Dystrophic ascending aorta may be classified into three phenotypes: (I) aortic root aneurysms (sinuses of Valsalva >45 mm), (II) supra-coronary aneurysm (sinuses of Valsalva <40 mm); (III) isolated AI (all diameters <40 mm) (2). Depending on the phenotype of the ascending aorta, we propose a physiological and standardized approach to aortic valve repair. Reduction of the sinotubular junction diameter is achieved through a physiological reconstruction of the root according to the Remodeling technique (root aneurysm), or a supracoronary graft (supracoronary aneurysm). Effective height of each cusp is systematically assessed, free edge of the cusp is resuspended up to 9 mm. Expansible subvalvular annuloplasty is added when aortic annular base diameter is ≥25 mm using an external expansible aortic ring (2,17-19,24) (Figure 7).
As for mitral valve repair, aortic annuloplasty is gaining wider acceptance for aortic valve repair (19,25-29). Ideal aortic annuloplasty should ensure good haemodynamic function, biocompatibility, stability of aortic annular base diameter reduction and be easy to implant without interference with the conduction system or cusp tissue. Although plicating stitches are fast and easy to perform they impair valve dynamics and induce a low amount of annular reduction. It produces a partial annuloplasty and results in only a minimal reduction in diameter of the aortic annular base (23-26,30).

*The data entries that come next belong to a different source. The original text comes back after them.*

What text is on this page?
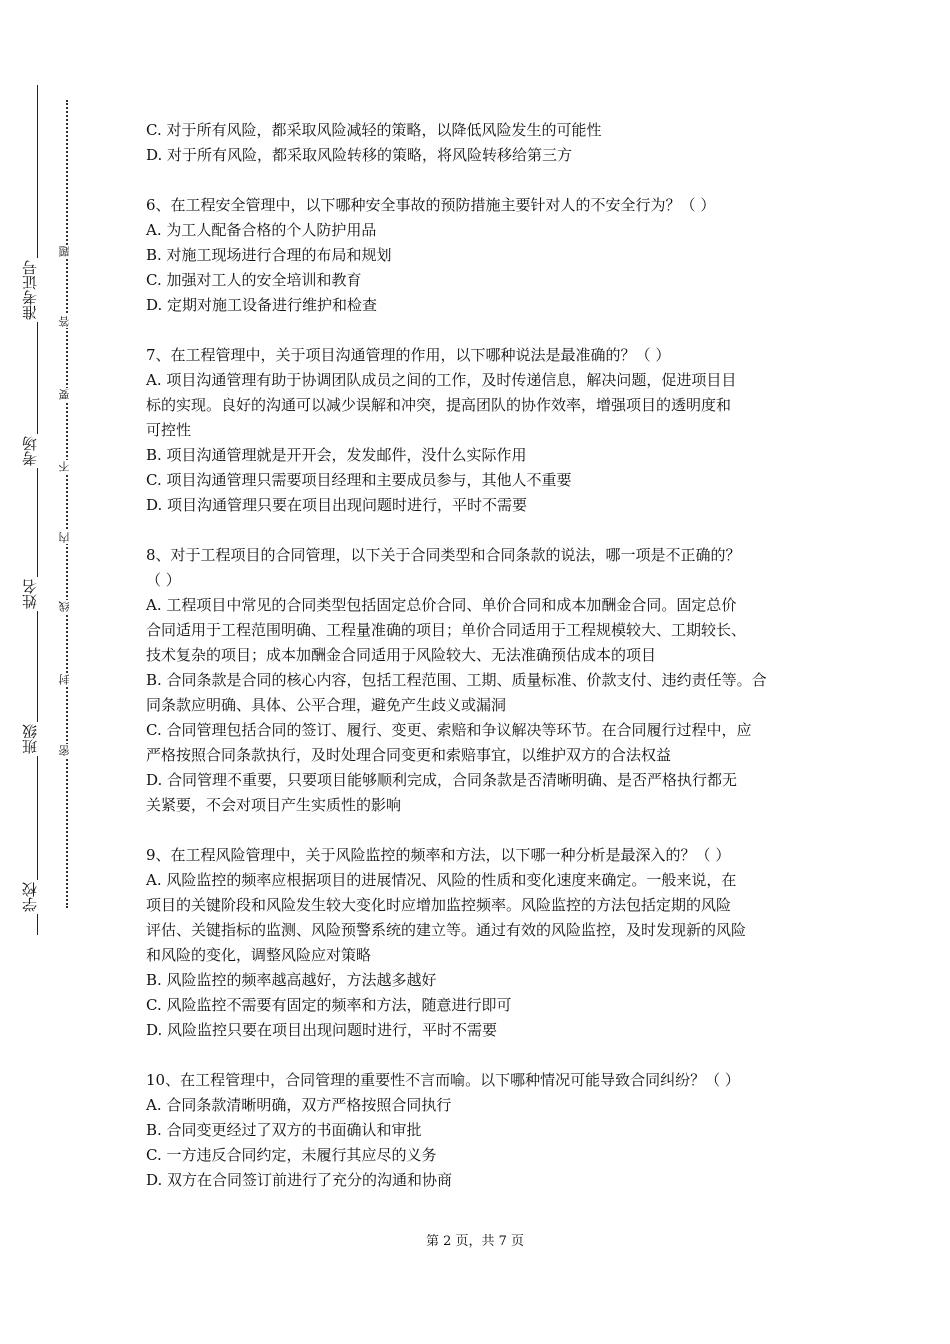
准考证号
考场
姓名
班级
学校
题
答
要
不
内
线
封
密

C. 对于所有风险，都采取风险减轻的策略，以降低风险发生的可能性

D. 对于所有风险，都采取风险转移的策略，将风险转移给第三方

6、在工程安全管理中，以下哪种安全事故的预防措施主要针对人的不安全行为？（ ）

A. 为工人配备合格的个人防护用品

B. 对施工现场进行合理的布局和规划

C. 加强对工人的安全培训和教育

D. 定期对施工设备进行维护和检查

7、在工程管理中，关于项目沟通管理的作用，以下哪种说法是最准确的？（ ）

A. 项目沟通管理有助于协调团队成员之间的工作，及时传递信息，解决问题，促进项目目

标的实现。良好的沟通可以减少误解和冲突，提高团队的协作效率，增强项目的透明度和

可控性

B. 项目沟通管理就是开开会，发发邮件，没什么实际作用

C. 项目沟通管理只需要项目经理和主要成员参与，其他人不重要

D. 项目沟通管理只要在项目出现问题时进行，平时不需要

8、对于工程项目的合同管理，以下关于合同类型和合同条款的说法，哪一项是不正确的？

（ ）

A. 工程项目中常见的合同类型包括固定总价合同、单价合同和成本加酬金合同。固定总价

合同适用于工程范围明确、工程量准确的项目；单价合同适用于工程规模较大、工期较长、

技术复杂的项目；成本加酬金合同适用于风险较大、无法准确预估成本的项目

B. 合同条款是合同的核心内容，包括工程范围、工期、质量标准、价款支付、违约责任等。合

同条款应明确、具体、公平合理，避免产生歧义或漏洞

C. 合同管理包括合同的签订、履行、变更、索赔和争议解决等环节。在合同履行过程中，应

严格按照合同条款执行，及时处理合同变更和索赔事宜，以维护双方的合法权益

D. 合同管理不重要，只要项目能够顺利完成，合同条款是否清晰明确、是否严格执行都无

关紧要，不会对项目产生实质性的影响

9、在工程风险管理中，关于风险监控的频率和方法，以下哪一种分析是最深入的？（ ）

A. 风险监控的频率应根据项目的进展情况、风险的性质和变化速度来确定。一般来说，在

项目的关键阶段和风险发生较大变化时应增加监控频率。风险监控的方法包括定期的风险

评估、关键指标的监测、风险预警系统的建立等。通过有效的风险监控，及时发现新的风险

和风险的变化，调整风险应对策略

B. 风险监控的频率越高越好，方法越多越好

C. 风险监控不需要有固定的频率和方法，随意进行即可

D. 风险监控只要在项目出现问题时进行，平时不需要

10、在工程管理中，合同管理的重要性不言而喻。以下哪种情况可能导致合同纠纷？（ ）

A. 合同条款清晰明确，双方严格按照合同执行

B. 合同变更经过了双方的书面确认和审批

C. 一方违反合同约定，未履行其应尽的义务

D. 双方在合同签订前进行了充分的沟通和协商

第 2 页，共 7 页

Controversy remains between external and internal annuloplasty rings (24-26). Although subvalvular plane in the right coronary sinus is easier to reach with internal rings, endovascular placement may interfere with cusp mobility and increase risks for hemolytic or thromboembolic events. Advantage of a ring placed externally is to prevent these complications and avoids placing tension on the device’s fixation stitches by the expanding aorta.
Aortic annuloplasty combined with resuspension of cusp effective height are key steps for a reproducible aortic valve repair. Further clinical evaluation of current devices will help to define the most standardized and safe way to perform an aortic annuloplasty.
Disclosure: Emmanuel Lansac discloses Consultancy Agreements with the company CORONEO, Inc.